Tuesday, May 26, 2009

Finally

It's official: I am THROUGH with my 1L year at Harvard Law School!
Truth be told, I have no idea how to feel about this. It's been trickling toward completion for so long- classes ending in April and exams spread over two weeks, half my classmates already done because they weren't going out for Law Review, and everyone leaving Cambridge at different times- that I have trouble believing it's really over this time.

At 1:30 on Saturday, I handed my competition materials over to the Law Review people in a small classroom in Hauser Hall. Suddenly, I was done with 1L year for good- but I couldn't really go anywhere, because one of my classmates was using my USB drive to print his case comment and another, who realized at the last second she didn't have any Crimson Cash to pay the Copy Center, was borrowing my Harvard ID. So I picked a table outside the deserted Harkness Commons, put up my feet, and waited in sunshiny peace.

Not too much later, my friends had turned in their competition packets too, and it hit all of us how long it had been since we last ate. So we headed for lunch at Cambridge Common, a good nearby pub with great outdoor seating. Three hours, one beer, and two glasses of sangria later, I was sitting in the grass of Harvard Yard with Phil, the one who'd used my USB, talking through the competition and our summer plans, when his excellent wife showed up with more beer and a frisbee. We threw it around for a while in JFK park, where we figured Harvard Police were less on the lookout for public drinking. When they needed to leave for a friend's graduation party, I headed home for a movie, late dinner, and much-needed early bedtime. The things you can do with an afternoon of honest-to-god freedom.

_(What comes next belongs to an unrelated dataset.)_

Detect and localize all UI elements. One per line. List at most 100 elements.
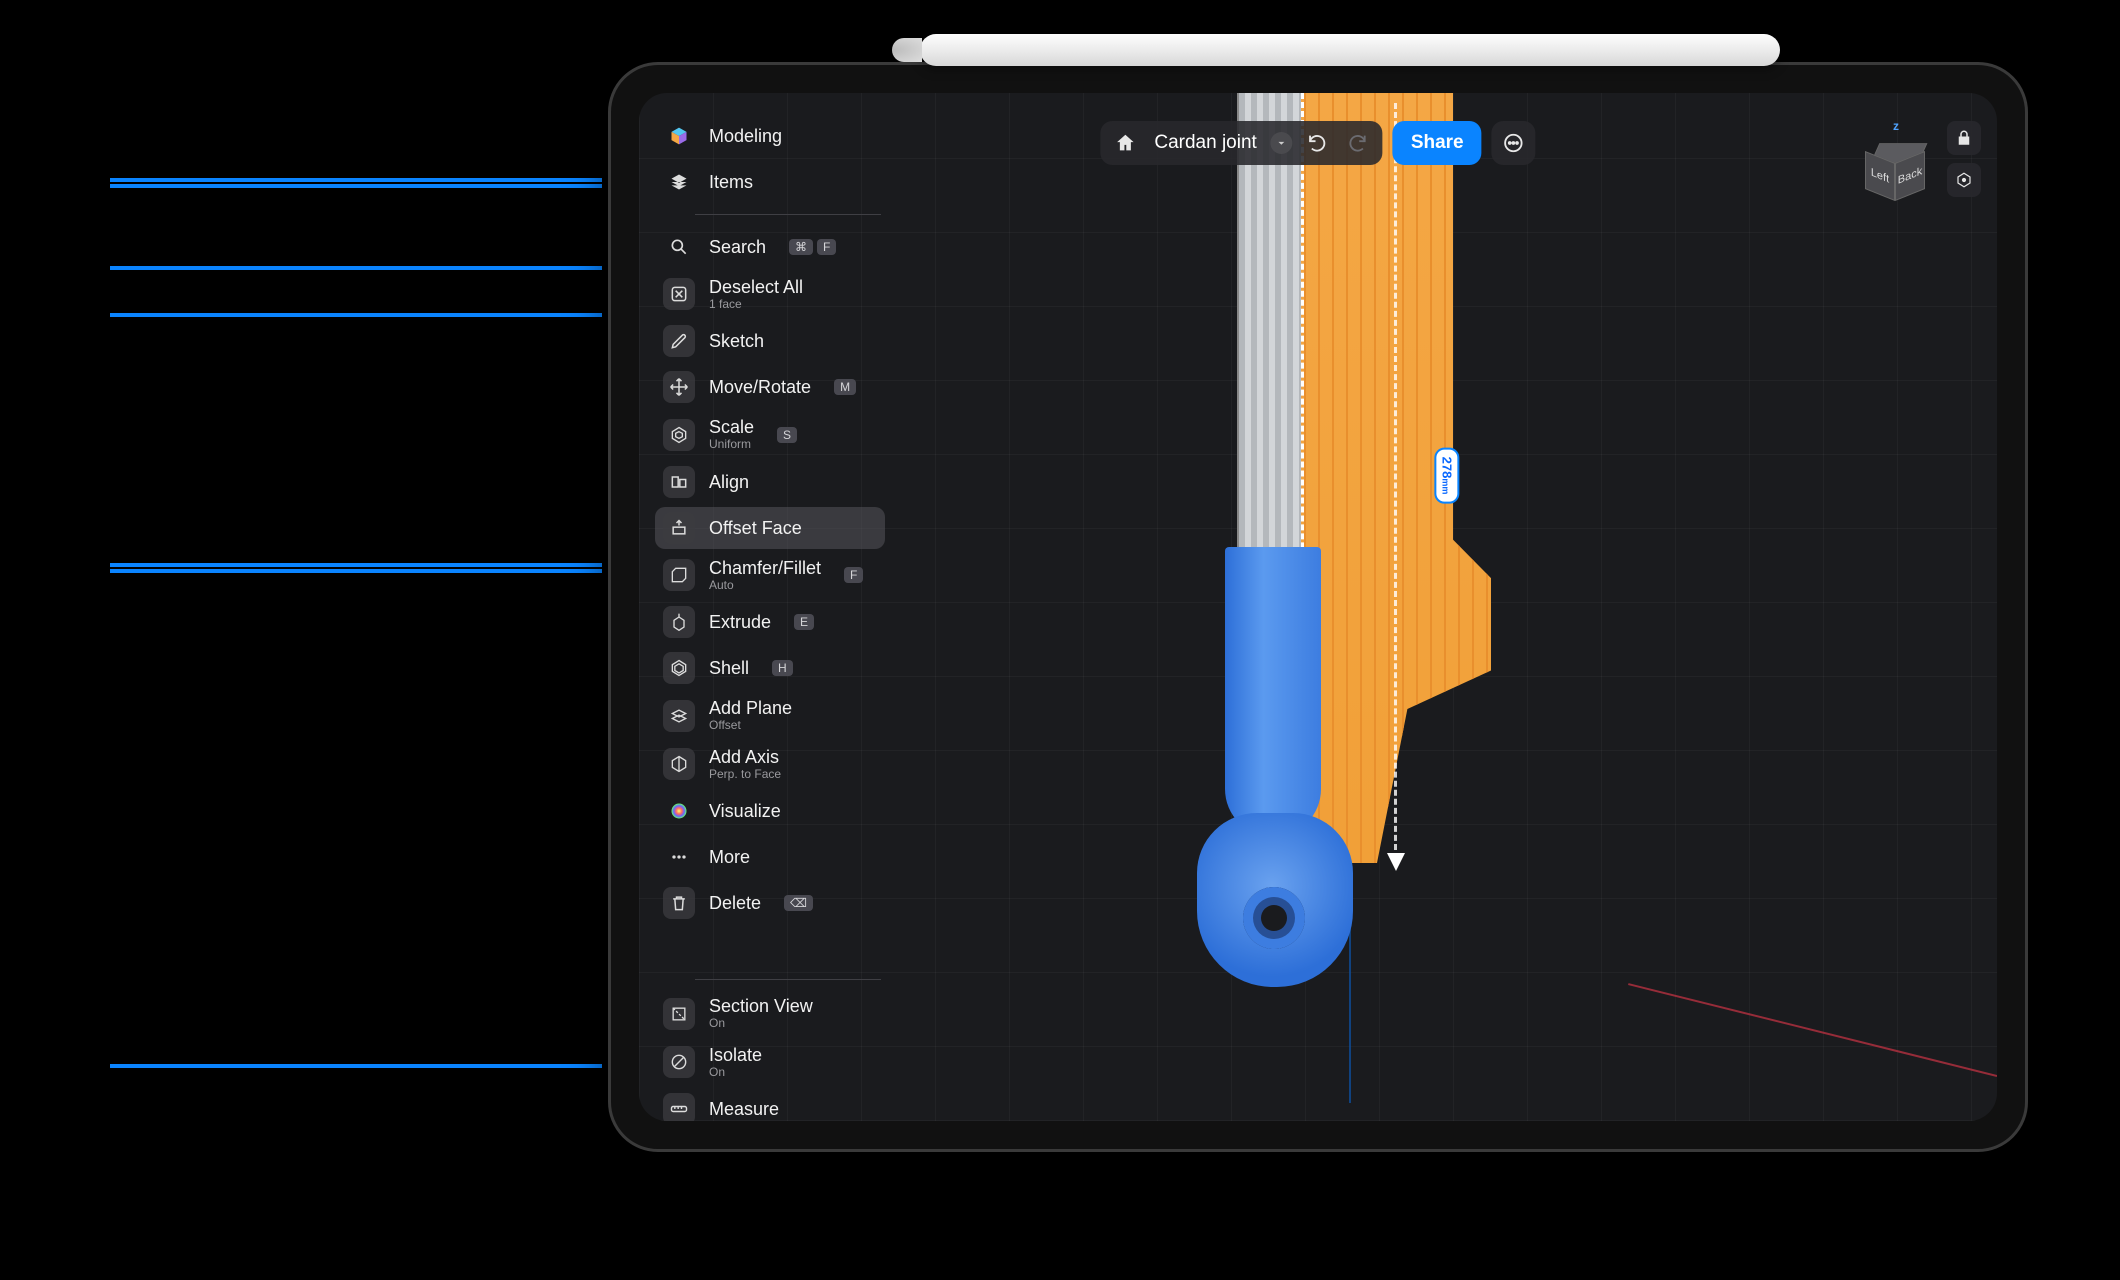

Since then, I've had one day in Cambridge- mostly spent entertaining some visiting friends from undergrad, which was great- and one in transit to Austin, with tex-mex and an Alamo Drafthouse movie on arrival. And presently, I'm sitting in the sun on my mom's gorgeous patio, waiting for my laundry to finish, making plans by text message with a couple of friends I'm attempting to see on this visit. The freedom to do these things is so unfamiliar (literally, the last time I was in Austin without bringing work along from Cambridge, this blog didn't exist) that I'm not even sure I'm completely enjoying it yet. When is the other shoe going to drop?

The answer, probably, is next Monday. That's when my internship starts, and I'll only have Sunday back in Cambridge to prepare for it. But even that- a normal, nine-to-five job with real weekends and no fifty-page reading assignments cutting into dinner- is going to be so different from the last nine months that I barely know what to think about it. Except that I think it'll be pretty great.

3 comments:

mimi said...

Yay for you, the trooper always.

Krakken said...

I can't wait for us to both be 9-5!

Annemarie said...

It was SOOO good to see you at Trudy's! Hope your stay in Austin was lovely!